I've been reflecting and reading a lot recently on volunteers and volunteer management. It seems that getting and keeping volunteers is the ultimate challenge that our ministry programs face. Time and time again, I hear a ministry leaders complain about the lack of volunteers that are able to give time to our ministries and our church. I think part of the concern is that we don't know the demographics of who are volunteers are in the 21st century. Our view of who can volunteer and in what capacity is so limited. The common trap for youth ministry is that we need young adults to be our volunteer leaders and the only role that we need volunteers for is as a core team member, which is a weekly commitment until eternity.
I would argue that this is not the best way to view volunteers.
I recently read The Volunteer Revolution by Bill Hybels. It was a very revealing book and has helped me to think outside of the box when it comes to our volunteers.
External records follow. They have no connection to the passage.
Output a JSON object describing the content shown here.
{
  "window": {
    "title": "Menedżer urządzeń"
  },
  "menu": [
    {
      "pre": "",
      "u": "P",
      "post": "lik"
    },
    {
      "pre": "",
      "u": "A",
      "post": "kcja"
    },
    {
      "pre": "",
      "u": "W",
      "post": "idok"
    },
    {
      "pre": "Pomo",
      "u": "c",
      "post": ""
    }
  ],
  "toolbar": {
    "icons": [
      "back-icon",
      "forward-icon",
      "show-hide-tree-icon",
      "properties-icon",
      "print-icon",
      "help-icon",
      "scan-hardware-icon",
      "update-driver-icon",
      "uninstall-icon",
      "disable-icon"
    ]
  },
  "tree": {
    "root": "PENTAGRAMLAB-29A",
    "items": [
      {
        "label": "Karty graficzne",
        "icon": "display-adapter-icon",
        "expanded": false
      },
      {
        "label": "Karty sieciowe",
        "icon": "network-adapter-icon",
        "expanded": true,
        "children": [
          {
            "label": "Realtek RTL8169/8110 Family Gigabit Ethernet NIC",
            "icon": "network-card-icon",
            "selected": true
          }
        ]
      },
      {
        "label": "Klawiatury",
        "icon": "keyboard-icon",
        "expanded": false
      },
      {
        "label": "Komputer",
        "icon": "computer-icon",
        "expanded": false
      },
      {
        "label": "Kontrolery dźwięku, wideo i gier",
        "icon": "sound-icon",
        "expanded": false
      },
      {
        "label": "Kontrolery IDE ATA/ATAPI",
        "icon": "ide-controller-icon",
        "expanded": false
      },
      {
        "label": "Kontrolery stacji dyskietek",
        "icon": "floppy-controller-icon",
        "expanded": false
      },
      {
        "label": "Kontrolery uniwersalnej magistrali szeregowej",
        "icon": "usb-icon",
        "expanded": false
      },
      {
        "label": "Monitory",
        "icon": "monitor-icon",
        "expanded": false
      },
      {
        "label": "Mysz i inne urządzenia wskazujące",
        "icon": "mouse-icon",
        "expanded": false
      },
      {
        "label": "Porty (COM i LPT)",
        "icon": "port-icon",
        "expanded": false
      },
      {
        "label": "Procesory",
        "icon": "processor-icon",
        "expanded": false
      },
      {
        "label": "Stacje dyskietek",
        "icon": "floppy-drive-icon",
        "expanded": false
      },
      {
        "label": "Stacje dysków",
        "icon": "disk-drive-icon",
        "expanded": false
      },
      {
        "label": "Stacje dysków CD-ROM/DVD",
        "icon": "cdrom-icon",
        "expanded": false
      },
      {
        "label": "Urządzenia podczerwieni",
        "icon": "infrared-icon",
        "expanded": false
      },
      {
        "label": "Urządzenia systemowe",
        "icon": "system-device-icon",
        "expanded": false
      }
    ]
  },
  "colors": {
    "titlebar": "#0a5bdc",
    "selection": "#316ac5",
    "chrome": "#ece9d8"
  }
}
Here is what he had to say about the demographics (based an age generalizations) of our volunteers and who we should be looking for and what kind of roles might be suitable for them.
Who are our volunteers?
Over 65 year olds
Our Seniors are not sitting in rocking chairs anymore. Many are on a second career, are volunteering many hours, or are taking classes or traveling around the world. Although they still may be better cooks than the rest of the Church, we should be asking them to do much more than bake.
45-65 year olds
This group may be still parenting youth or young adult children, and may be taking on new roles with aging parents. This group has vast experience in being boy scout leaders, PTA leaders, and coordinators of bake-sales. Their time may be opening up from their years of ferrying their children from place to place. They are skilled at their jobs and have professional experience to share.
25-45 year olds
Although this age group may be single, married, and/or raising children, they are the group most likely to be beginning careers, raising families, and otherwise trying to make a place for themselves in the world. This may be the group most in need of feeling like they can contribute to and are needed by their faith community. Their time is most likely limited, but they would like to make a contribution that will be meaningful.
5-25 year olds
Children and teenagers (and young, young adults) are veracious volunteers – when given the opportunity to make a real difference. Youth are often thought of as unreliable, but that is often because we give them jobs that no one else wants. Finding ways to tap into their gifts and giving them real opportunities for leadership can bring out their best.
Let's begin to think differently about who are volunteers are and what we may be able to invite them to do.